One of the first things he remembered doing was reworking his name; "Randolf O'Keefe" just wouldn't work for his new life. So he chose his father's favorite nickname, instead, which held more meaning in his mind. Besides, Rand sort of rolled off of your tongue much better in his humble, unbiased opinion.
Still, not everything had been sorrow; he had made some friends, learnt some things, and seen a lot. Plus, he was an optimist at heart -- an endangered species, these days -- and refused to give into depression. Instead of drowning in endless misery and moping around, like so many old-timers who remembered times when everything was better and the sun shone brighter and the birds sang louder, or holing up in a dank room in some out-of-the-way village, fearing his own shadow and waiting for The End, he preferred to live to the fullest and at least try to be happy in the meantime. Eat, drink, and be merry, for tomorrow an Invid steps on you, as he often said…
Boy, I'm just exuding the honest-to-goodness country-boy wisdom tonight, eh? he thought sardonically, shaking his head. Chill must've gotten to me under all that hair.
The young man had unthinkingly leaned back against a large rock as he recalled his past, eyes fixed on the night sky but not really seeing anything. To his surprise, dozens of stars suddenly started moving, snapping him out of his musings.

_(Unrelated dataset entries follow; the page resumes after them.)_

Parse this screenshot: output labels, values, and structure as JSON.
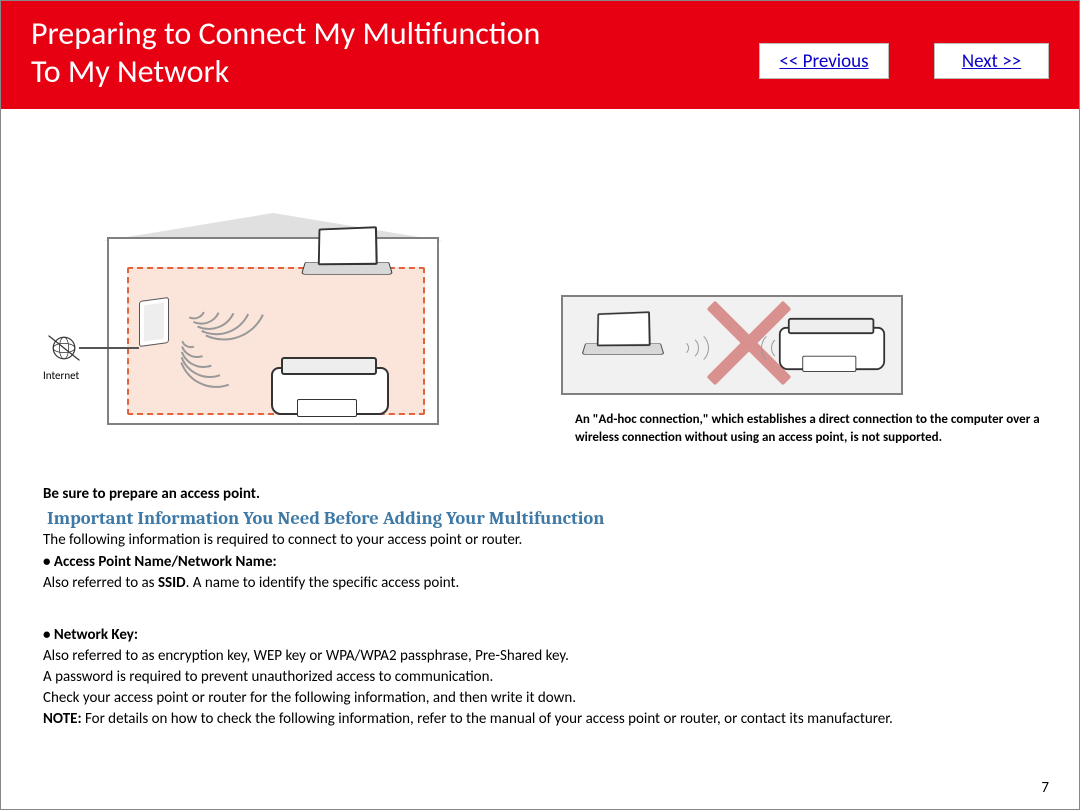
{
  "header": {
    "title_line1": "Preparing to Connect My Multifunction",
    "title_line2": "To My Network",
    "prev_label": "<< Previous",
    "next_label": "Next >>"
  },
  "diagram1": {
    "internet_label": "Internet"
  },
  "adhoc_note": "An \"Ad-hoc connection,\" which establishes a direct connection to the computer over a wireless connection without using an access point, is not supported.",
  "prep_line": "Be sure to prepare an access point.",
  "info_heading": "Important Information You Need Before Adding Your Multifunction",
  "body": {
    "intro": "The following information is required to connect to your access point or router.",
    "item1_label": "•  Access Point Name/Network Name:",
    "item1_text_a": "Also referred to as ",
    "item1_text_b": "SSID",
    "item1_text_c": ". A name to identify the specific access point.",
    "item2_label": "•  Network Key:",
    "item2_text1": "Also referred to as encryption key, WEP key or WPA/WPA2 passphrase, Pre-Shared key.",
    "item2_text2": "A password is required to prevent unauthorized access to communication.",
    "check_line": "Check your access point or router for the following information, and then write it down.",
    "note_prefix": "NOTE:",
    "note_text": "  For details on how to check the following information, refer to the manual of your access point or router, or contact its manufacturer."
  },
  "page_number": "7"
}
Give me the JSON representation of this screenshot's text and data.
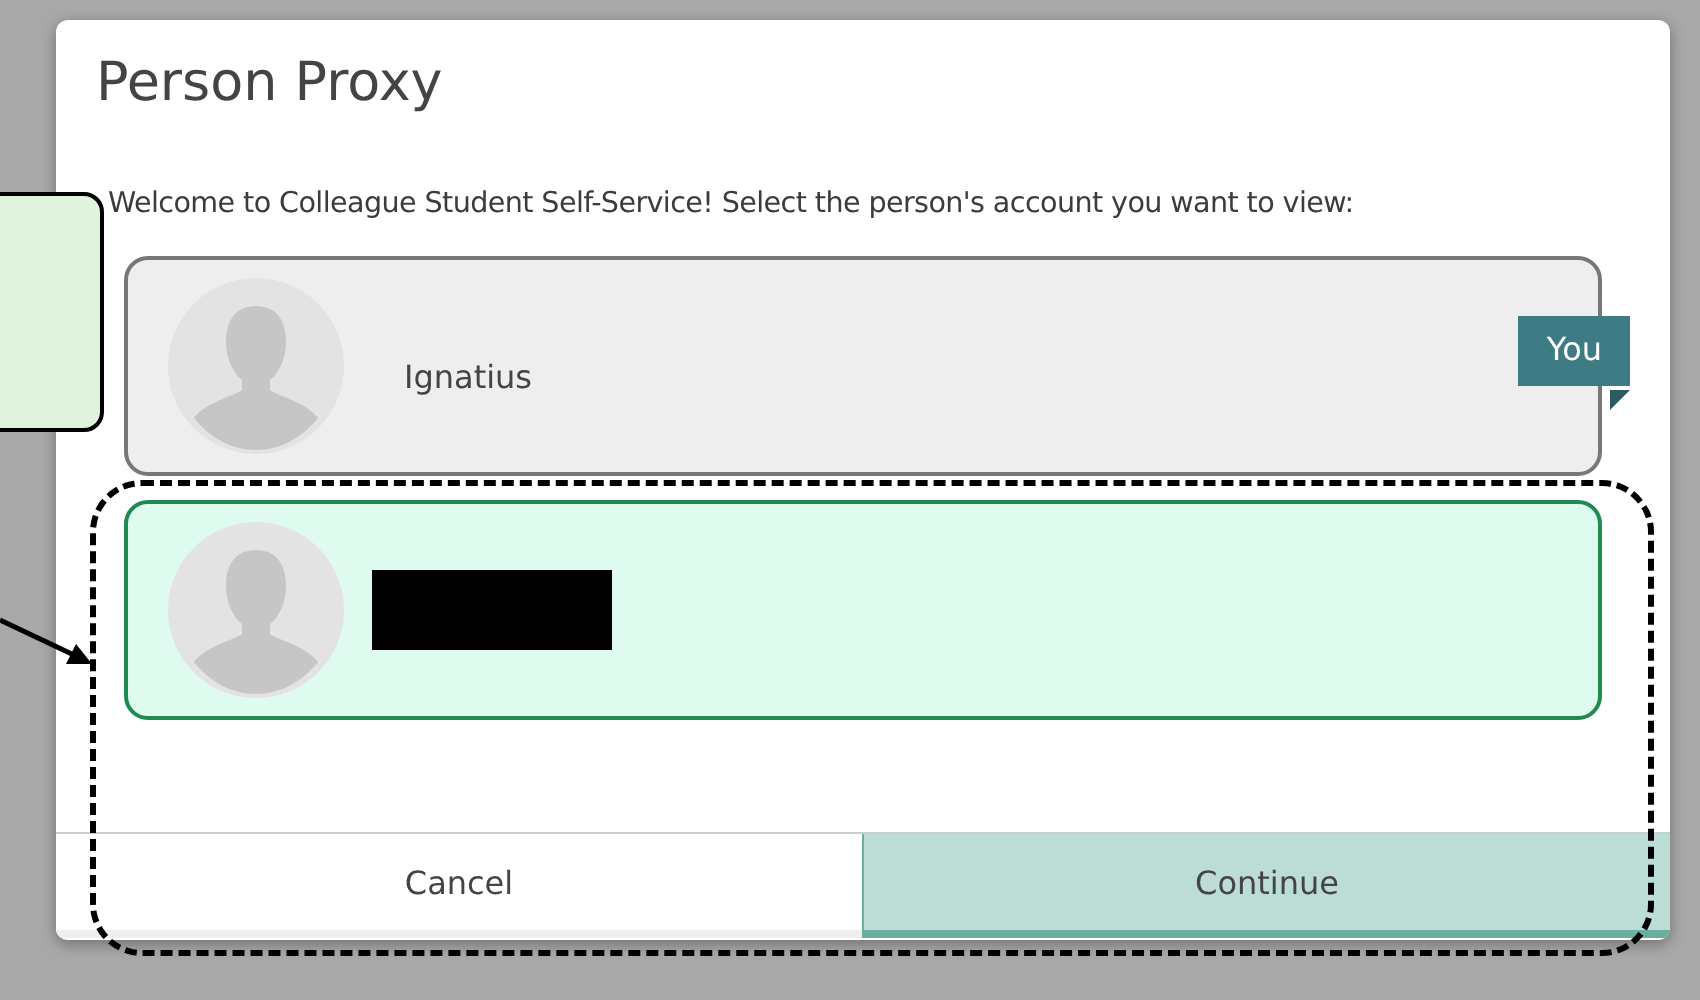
{
  "dialog": {
    "title": "Person Proxy",
    "message": "Welcome to Colleague Student Self-Service! Select the person's account you want to view:",
    "accounts": [
      {
        "name": "Ignatius",
        "badge": "You",
        "selected": false,
        "redacted": false
      },
      {
        "selected": true,
        "redacted": true
      }
    ],
    "buttons": [
      {
        "label": "Cancel",
        "kind": "secondary"
      },
      {
        "label": "Continue",
        "kind": "primary"
      }
    ]
  }
}
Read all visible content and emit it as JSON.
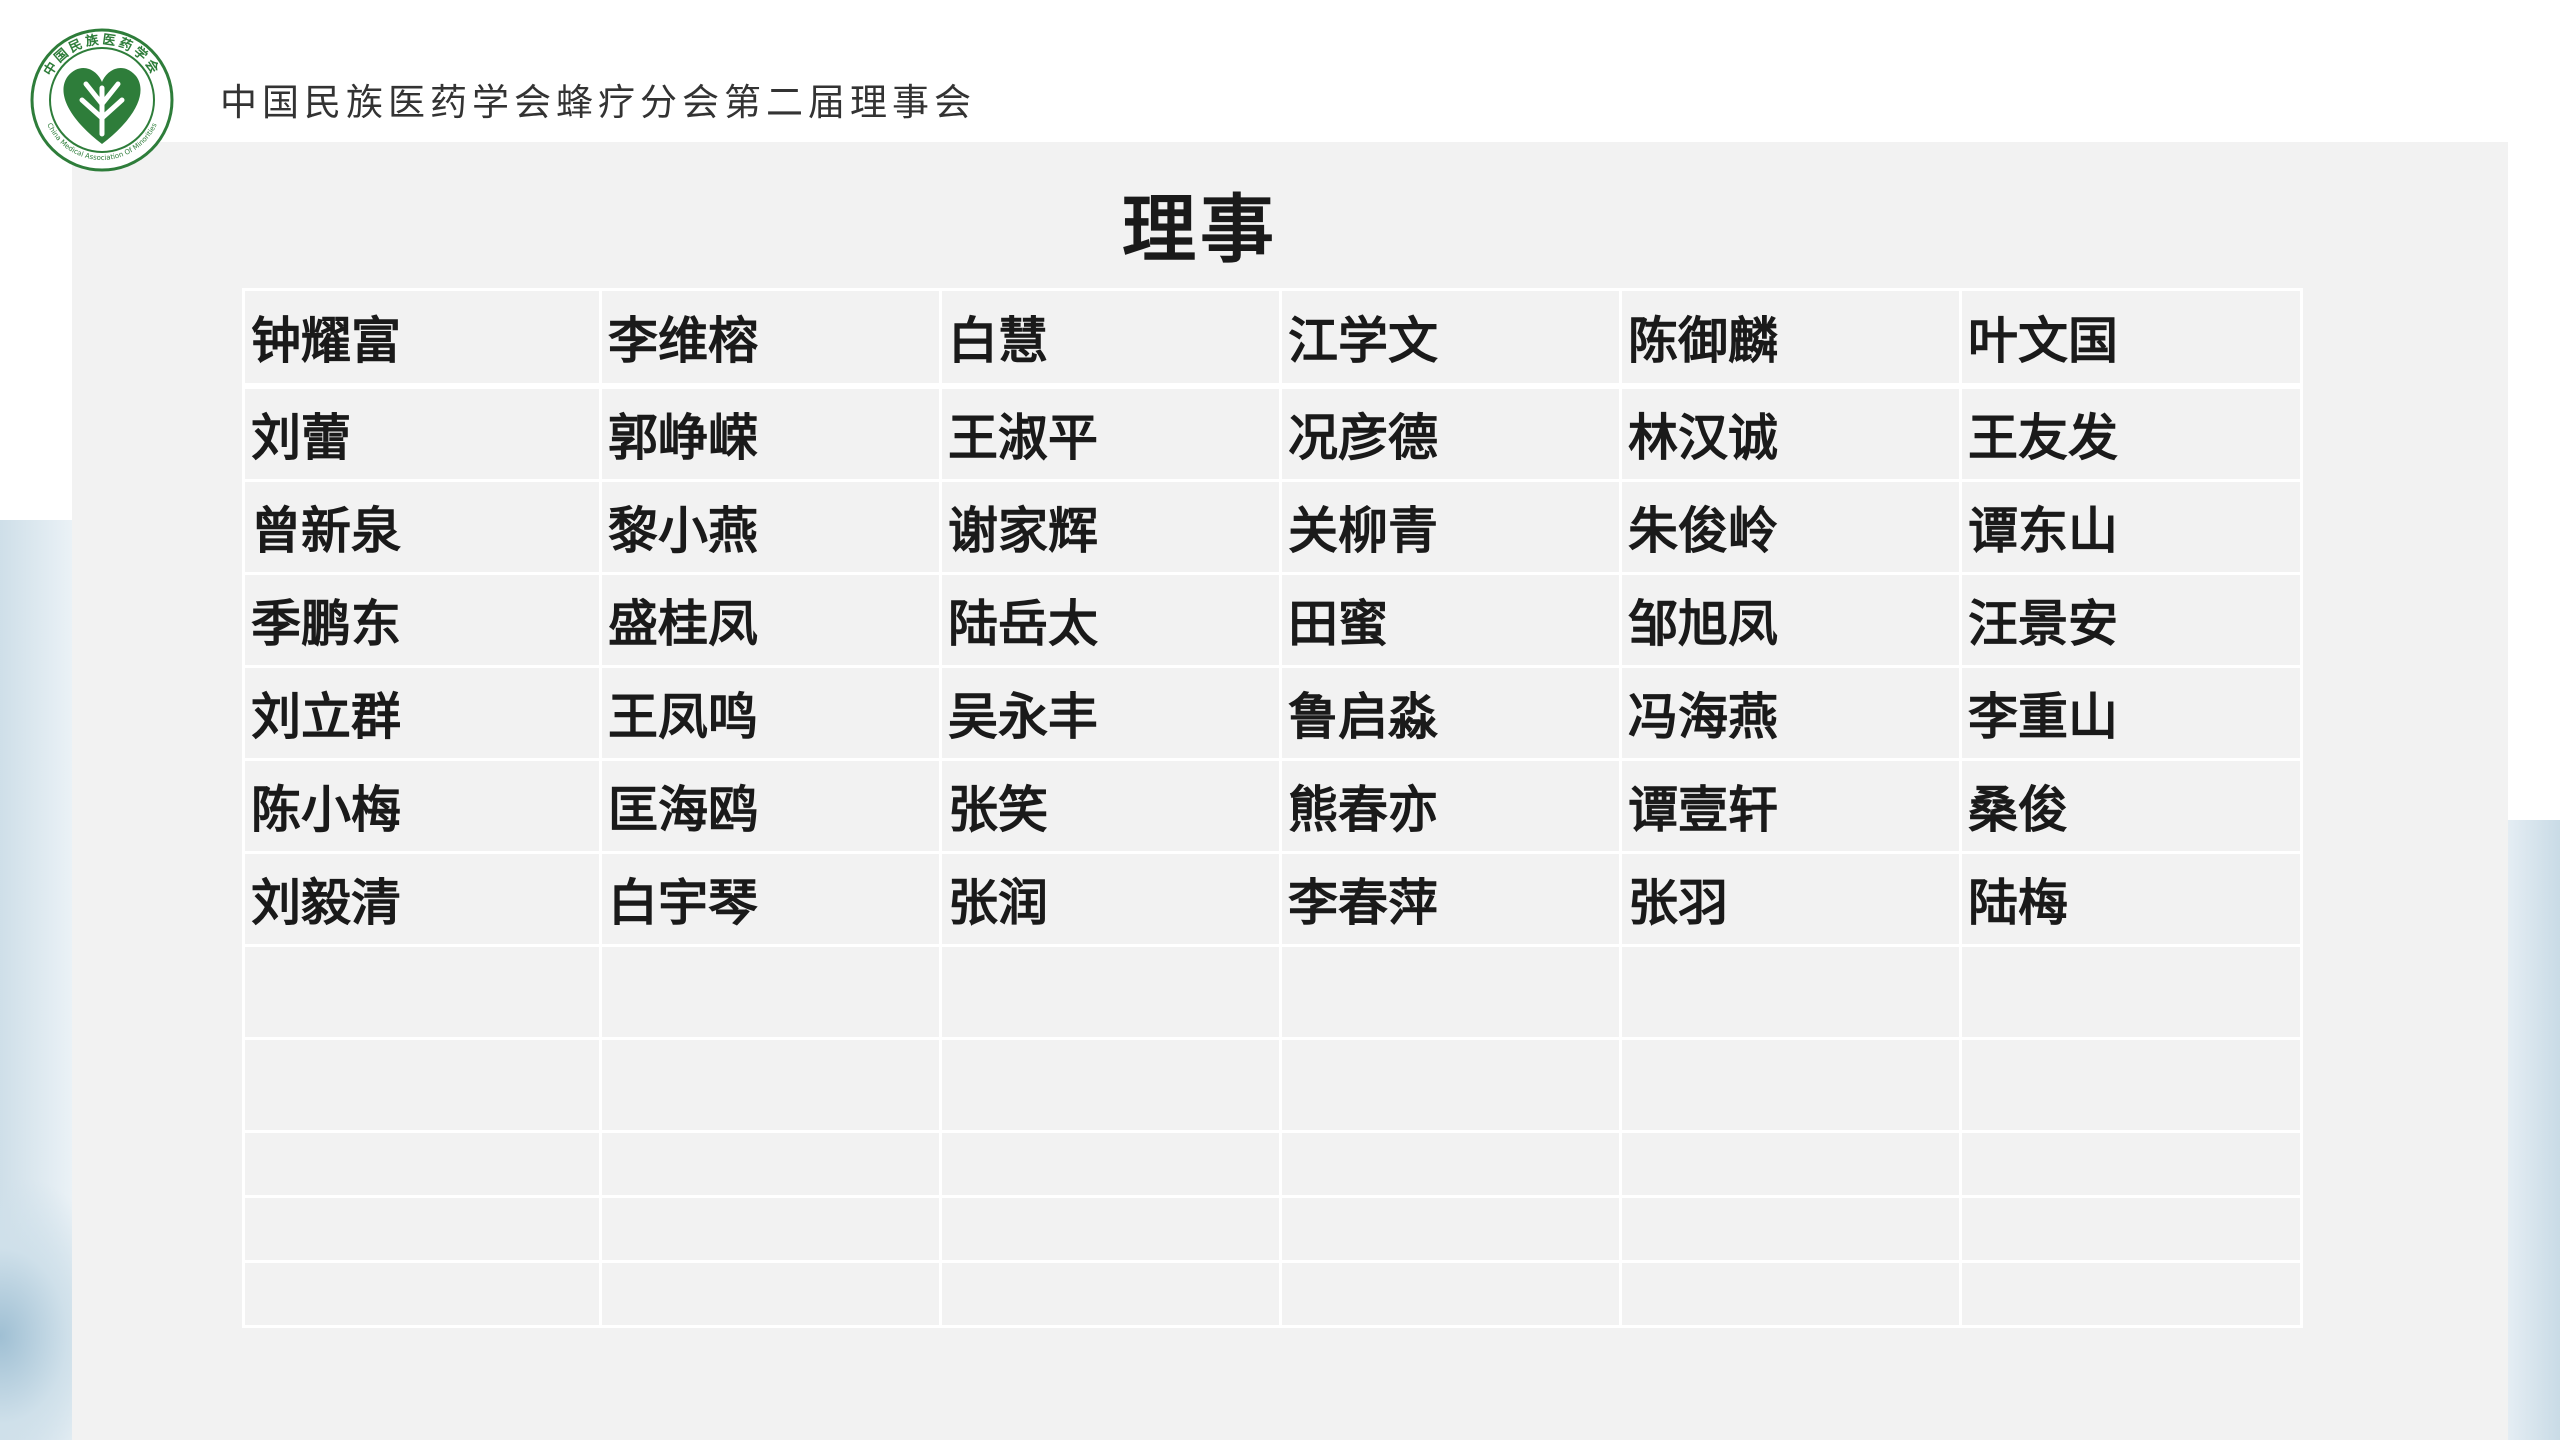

They ever-so-slowly drifted downwards, marking their paths in fire. Shooting stars? he wondered. No, he answered himself after a minute. The fall was too controlled, too… unnatural. Very un-shooting star-ish, so to speak. Alphas, perhaps, if there were any left -- and men crazy enough to pilot them. Or maybe something bigger, spaceships of some kind, unlikely as that might be. At any rate, it was worth checking.
Hmmm… One, two days top, he guesstimated. Not too far away, and he had enough fuel for the trip.
Dawn was breaking, the wind sluggishly warming from freezing to merely cool, and the fire was quickly dying as it ran out of wood to consume. I'd better get going, Rand thought, making up his mind. The early forager gets the spoils, right? He hastily packed his meager possessions, shouldered his pack and fastened his goggles. A small hop later, he was on his bike, his hand already at the key, starting the engine. He twisted the throttle then, and the machine purred its agreement as it sped forward. Rand accelerated, performing a wheelie for effect, until he was going as fast as ever before.
After all, you never know what you will find on the road, if you ride long enough. As far as sayings went, that one wasn't half bad, he decided, smiling as the wind whipped his face.